|Psi Chi Journal Spring 2006|
PSI CHI JOURNAL
Volume 11.1 | Spring 2006
The Effect of Temporal Focus on Affective Forecasts Regarding the Outcome of the 2004 Presidential Election
Catherine Camilletti, Sarah Campbell, and Julie A. Woodzicka, Washington and Lee University
ABSTRACT: Focalism occurs when, as a result of directing a great deal of attention to some event, a person overestimates the impact of that event on his/her future emotional reactions. In the present study, we compared the effectiveness of using a past or future temporal focus as a means to reduce both focalism and inaccurate affective forecasting. Participants' were asked to focus on different events and periods of time before they predicted their emotional reactions to the outcome of the 2004 Presidential Election. Following the election, the participants' predicted ratings were compared with their actual ratings. Evidence of the durability bias was found, but focalism was not reduced by directing thoughts to the past or future.
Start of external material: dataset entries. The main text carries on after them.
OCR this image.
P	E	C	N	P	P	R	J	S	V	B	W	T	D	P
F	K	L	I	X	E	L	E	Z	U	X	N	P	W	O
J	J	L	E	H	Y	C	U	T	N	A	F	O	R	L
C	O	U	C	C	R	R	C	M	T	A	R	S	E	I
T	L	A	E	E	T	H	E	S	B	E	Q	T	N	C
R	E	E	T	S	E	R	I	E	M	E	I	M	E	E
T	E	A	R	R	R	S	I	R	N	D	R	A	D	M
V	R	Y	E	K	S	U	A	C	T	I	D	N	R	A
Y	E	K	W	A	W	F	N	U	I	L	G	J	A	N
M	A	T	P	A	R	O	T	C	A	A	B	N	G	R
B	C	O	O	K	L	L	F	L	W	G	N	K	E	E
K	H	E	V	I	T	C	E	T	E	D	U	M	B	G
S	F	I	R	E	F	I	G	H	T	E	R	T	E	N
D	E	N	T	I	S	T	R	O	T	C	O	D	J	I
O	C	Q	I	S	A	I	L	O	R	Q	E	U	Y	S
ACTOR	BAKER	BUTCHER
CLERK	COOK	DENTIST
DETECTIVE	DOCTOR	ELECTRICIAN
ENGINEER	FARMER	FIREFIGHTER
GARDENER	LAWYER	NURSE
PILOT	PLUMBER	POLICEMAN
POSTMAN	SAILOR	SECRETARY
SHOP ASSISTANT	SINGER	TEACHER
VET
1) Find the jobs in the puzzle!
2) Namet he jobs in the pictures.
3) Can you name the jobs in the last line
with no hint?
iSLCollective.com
Jodie L. Bouanchaud and Elizabeth Yost Hammer, Loyola University New Orleans; Elliott D. Hammer, Xavier University of Louisiana
ABSTRACT: Physical attractiveness is important in choosing a romantic partner. Among other similarities, the matching hypothesis predicts that we will choose partners with similar levels of attractiveness. The present study examines whether the matching hypothesis holds for reality television. Two individuals coded two reality TV shows for physical attractiveness of couples. This archival study provided information about how well a reality television show matched "reality's" method of choosing a partner. No relationship emerged between physical attractiveness and when the individuals were cut from the shows. Significant positive correlations emerged, however, between ratings of how funny, friendly, competitive, affectionate, and arrogant the individuals were, as well as their level of common interest when they were cut from the shows.
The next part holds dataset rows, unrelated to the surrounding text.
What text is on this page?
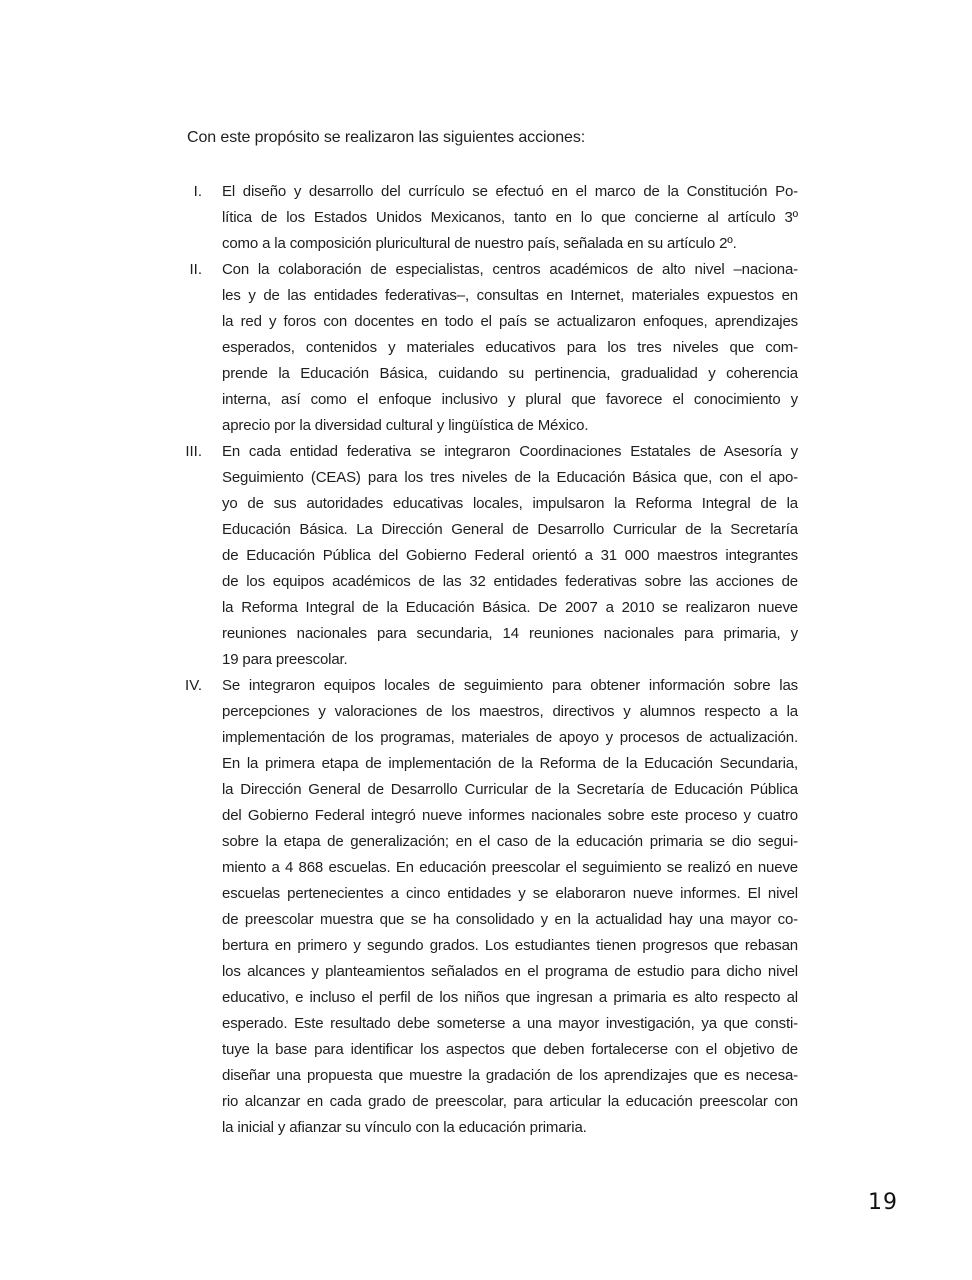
Con este propósito se realizaron las siguientes acciones:

I. El diseño y desarrollo del currículo se efectuó en el marco de la Constitución Po-
lítica de los Estados Unidos Mexicanos, tanto en lo que concierne al artículo 3º
como a la composición pluricultural de nuestro país, señalada en su artículo 2º.
II. Con la colaboración de especialistas, centros académicos de alto nivel –naciona-
les y de las entidades federativas–, consultas en Internet, materiales expuestos en
la red y foros con docentes en todo el país se actualizaron enfoques, aprendizajes
esperados, contenidos y materiales educativos para los tres niveles que com-
prende la Educación Básica, cuidando su pertinencia, gradualidad y coherencia
interna, así como el enfoque inclusivo y plural que favorece el conocimiento y
aprecio por la diversidad cultural y lingüística de México.
III. En cada entidad federativa se integraron Coordinaciones Estatales de Asesoría y
Seguimiento (CEAS) para los tres niveles de la Educación Básica que, con el apo-
yo de sus autoridades educativas locales, impulsaron la Reforma Integral de la
Educación Básica. La Dirección General de Desarrollo Curricular de la Secretaría
de Educación Pública del Gobierno Federal orientó a 31 000 maestros integrantes
de los equipos académicos de las 32 entidades federativas sobre las acciones de
la Reforma Integral de la Educación Básica. De 2007 a 2010 se realizaron nueve
reuniones nacionales para secundaria, 14 reuniones nacionales para primaria, y
19 para preescolar.
IV. Se integraron equipos locales de seguimiento para obtener información sobre las
percepciones y valoraciones de los maestros, directivos y alumnos respecto a la
implementación de los programas, materiales de apoyo y procesos de actualización.
En la primera etapa de implementación de la Reforma de la Educación Secundaria,
la Dirección General de Desarrollo Curricular de la Secretaría de Educación Pública
del Gobierno Federal integró nueve informes nacionales sobre este proceso y cuatro
sobre la etapa de generalización; en el caso de la educación primaria se dio segui-
miento a 4 868 escuelas. En educación preescolar el seguimiento se realizó en nueve
escuelas pertenecientes a cinco entidades y se elaboraron nueve informes. El nivel
de preescolar muestra que se ha consolidado y en la actualidad hay una mayor co-
bertura en primero y segundo grados. Los estudiantes tienen progresos que rebasan
los alcances y planteamientos señalados en el programa de estudio para dicho nivel
educativo, e incluso el perfil de los niños que ingresan a primaria es alto respecto al
esperado. Este resultado debe someterse a una mayor investigación, ya que consti-
tuye la base para identificar los aspectos que deben fortalecerse con el objetivo de
diseñar una propuesta que muestre la gradación de los aprendizajes que es necesa-
rio alcanzar en cada grado de preescolar, para articular la educación preescolar con
la inicial y afianzar su vínculo con la educación primaria.
19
Madeline E. McNeeley, Laura N. May, and Deborah P. Welsh, University of Tennessee, Knoxville
ABSTRACT: Social dating has long been considered a central part of the adolescent experience by psychological theorists. Specifically, Erikson (1968) and Sullivan (1953) theorized that early romantic relationships play an important role in healthy psychosocial development. Moreover, Dunphy (1963) proposed a stage theory in which normative development of interpersonal relationships culminates in late adolescence with involvement in intimate, dyadic romantic relationships. However, little empirical research has been conducted on these theories until very recently. This study extends the line of research in this area by analyzing the relationship between romantic involvement and well-being in late adolescence; whereby well-being is defined as positive self-concept and the absence of depression. Implications of the findings for these theories are discussed.
John P. Steele and John N. Pinto, Morningside College
ABSTRACT: Organizations need to know the basis on which new policies are evaluated by employees and the variables that influence the adoption of policies and ideas. Based upon prior research, one factor that may play a significant role in this evaluation is subordinate/leader trust. The present study attempted to ascertain the influence of trust on evaluation of an organizational policy based upon message support. Ninety-three participants (teachers) read a memo indicating support or nonsupport for an organizational policy (new teacher certification) by their direct supervisor (school principal) with accompanying rationale for the position. In addition, participants self-reported their level of trust in their direct supervisor using the Behavioral Trust Inventory (BTI). Results indicate the higher the level of trust in the direct supervisor, the higher the extent of subordinate agreement, regardless of the position taken by the principal. No other variables studied such as length of relationship, years teaching, age, and gender were related to subordinate agreement.
Melissa K. Tibbits, Pennsylvania State University; Dennis R. Combs, University of Tulsa
ABSTRACT: Contemporary theories of racial attitudes have stated that two distinct forms of racism exist in America today–overt and covert. Recent studies have suggested that racial attitudes towards African Americans have become increasingly covert in their expression while overt racism has declined. However, racial attitudes towards other minority groups, such as Native Americans, have not been consistently studied in this regard. This study examined self-reported overt and covert racial attitudes of 55 White college students towards Native Americans and African Americans. The results showed higher levels of overt and covert racism towards Native Americans as compared to African Americans. Social desirability and socioeconomic status were not related to racial attitudes. Possible reasons for differences in the expression of racial attitudes between the two groups are discussed.
Does Making Salient Task Relevance to Group Affiliation Decrease the Performance of Male Athletes on Spatial Tasks?
Cathrine B. Balentine and Sheila Brownlow, Catawba College
ABSTRACT: We examined whether highlighting the similarities between the skills needed for sports and the skills used in Mental Rotation (MR) influenced male athletes' performance on spatial tasks. College men, half of whom were athletes, completed MR under two conditions: one which made explicit the analogous nature of the skills needed for both MR and sports, and one which did not. Unlike women in previous studies, male athletes did not underperform when the importance of the MR to athleticism was highlighted. We discuss the results in context of differences between men and women in responses to stereotype threat and in levels of self-confidence.